Zum Schluss gibt er noch einen sehr wichtigen Hinweis zur Internetnutzung in fünf Jahren:

Menschen werden in dieser Zeit einen immer größeren Teil ihres Alltags ins Internet verlagern. Privat und geschäftlich. Deshalb müssen Menschen besser lernen, ihre Privatsphäre in der digitalen Welt zu managen. Sie müssen lernen, wann sie anonym bleiben wollen und wann sie identifiziert werden möchten. Ich als Datenschützer bei Google wünschte mir, mehr Menschen würden die Möglichkeiten zum detaillierten Schutz ihrer Privatsphäre kennen und bewusst nutzen. Nehmen Sie die sozialen Netzwerke, zu denen auch unser Dienst Orkut gehört. Junge Leute ärgern sich später darüber, welche Partyfotos sie ganz öffentlich ins Netz gestellt haben. Sie sollten von vornherein die Datenschutz-Einstellungen nutzen, denn dafür wurden sie gemacht!
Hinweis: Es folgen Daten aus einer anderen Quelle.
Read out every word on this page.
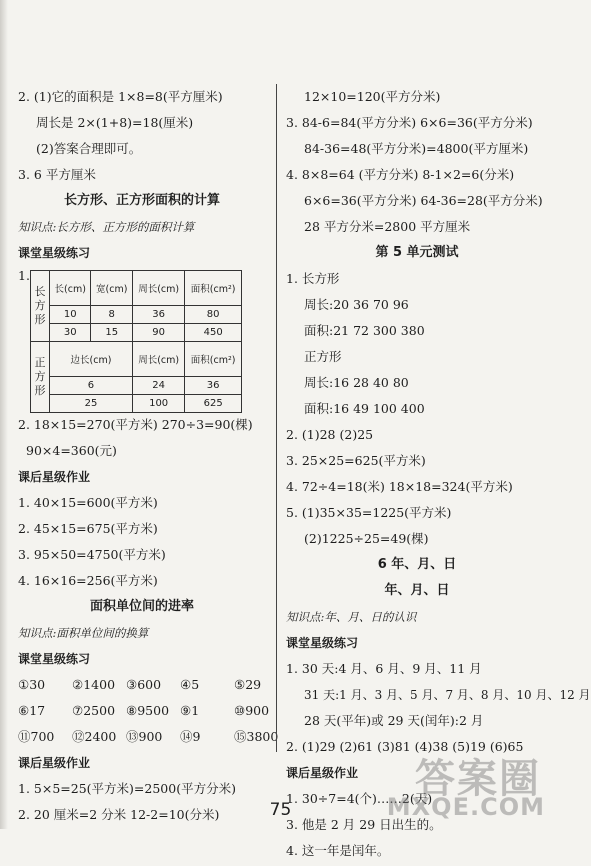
2. (1)它的面积是 1×8=8(平方厘米)
周长是 2×(1+8)=18(厘米)
(2)答案合理即可。
3. 6 平方厘米
长方形、正方形面积的计算
知识点:长方形、正方形的面积计算
课堂星级练习
1.
长方形	长(cm)	宽(cm)	周长(cm)	面积(cm²)
	10	8	36	80
	30	15	90	450
正方形	边长(cm)		周长(cm)	面积(cm²)
	6		24	36
	25		100	625
2. 18×15=270(平方米) 270÷3=90(棵)
90×4=360(元)
课后星级作业
1. 40×15=600(平方米)
2. 45×15=675(平方米)
3. 95×50=4750(平方米)
4. 16×16=256(平方米)
面积单位间的进率
知识点:面积单位间的换算
课堂星级练习
①30 ②1400 ③600 ④5	⑤29
⑥17 ⑦2500 ⑧9500 ⑨1	⑩900
⑪700 ⑫2400 ⑬900 ⑭9	⑮3800
课后星级作业
1. 5×5=25(平方米)=2500(平方分米)
2. 20 厘米=2 分米 12-2=10(分米)
12×10=120(平方分米)
3. 84-6=84(平方分米) 6×6=36(平方分米)
84-36=48(平方分米)=4800(平方厘米)
4. 8×8=64 (平方分米) 8-1×2=6(分米)
6×6=36(平方分米) 64-36=28(平方分米)
28 平方分米=2800 平方厘米
第 5 单元测试
1. 长方形
周长:20 36 70 96
面积:21 72 300 380
正方形
周长:16 28 40 80
面积:16 49 100 400
2. (1)28 (2)25
3. 25×25=625(平方米)
4. 72÷4=18(米) 18×18=324(平方米)
5. (1)35×35=1225(平方米)
(2)1225÷25=49(棵)
6 年、月、日
年、月、日
知识点:年、月、日的认识
课堂星级练习
1. 30 天:4 月、6 月、9 月、11 月
31 天:1 月、3 月、5 月、7 月、8 月、10 月、12 月
28 天(平年)或 29 天(闰年):2 月
2. (1)29 (2)61 (3)81 (4)38 (5)19 (6)65
课后星级作业
1. 30÷7=4(个)……2(天)
3. 他是 2 月 29 日出生的。
4. 这一年是闰年。
75
答案圈
MXQE.COM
Hier kann man Herrn Fleischer nur Recht geben! Der Aufbau von Medienkompetenz bei allen Internetnutzern sollte in Zeiten des Web 2.0 höchste Priorität haben, damit später nicht das böse Erwachen kommt …

6 Gedanken zu „Google-Datenschützer fordert kompetente Internetnutzer

  1. Gunther Kreuzberger

    Hi folks,

    mit den Ausgaben 19 bis 21 der Wochenzeitung „Die Zeit“ wird ein dreiteiliges Internet-Spezial ausgeliefert. Darin beschäftigen sich zahlreiche Artikel mit Datenschutz-Fragen. Interessant ist, dass Datenschutzaktivisten und Datenschützer durchaus unterschiedliche Einstellungen zum Thema Datenschutz vertreten. So ist das Interview mit dem Datenschutzaktivisten padeluum auf Seite 15 in Teil 1 des Spezials sehr treffend mit „Niemals ohne Pseudonym“ betitelt. Darin wird die Empfehlung ausgesprochen, dass man „…so wenig wie möglich [von sich] preisgeben…“ sollte.
    Demgegenüber rät der Datenschützer Sean Hastings im Interview auf Seite 11 im zweiten Teil des Internet-Spezials, „…nur noch wirklich Wichtiges geheim zu halten…“. Er begründet seine Position mit der Meinung, das es im Internet “ … sowieso kein Privatsphäre mehr [gibt]…“ Seine Vorschläge zum Umgang mit der internetten Freizügigkeit sind sehr kurios, z.T. sogar amüsant.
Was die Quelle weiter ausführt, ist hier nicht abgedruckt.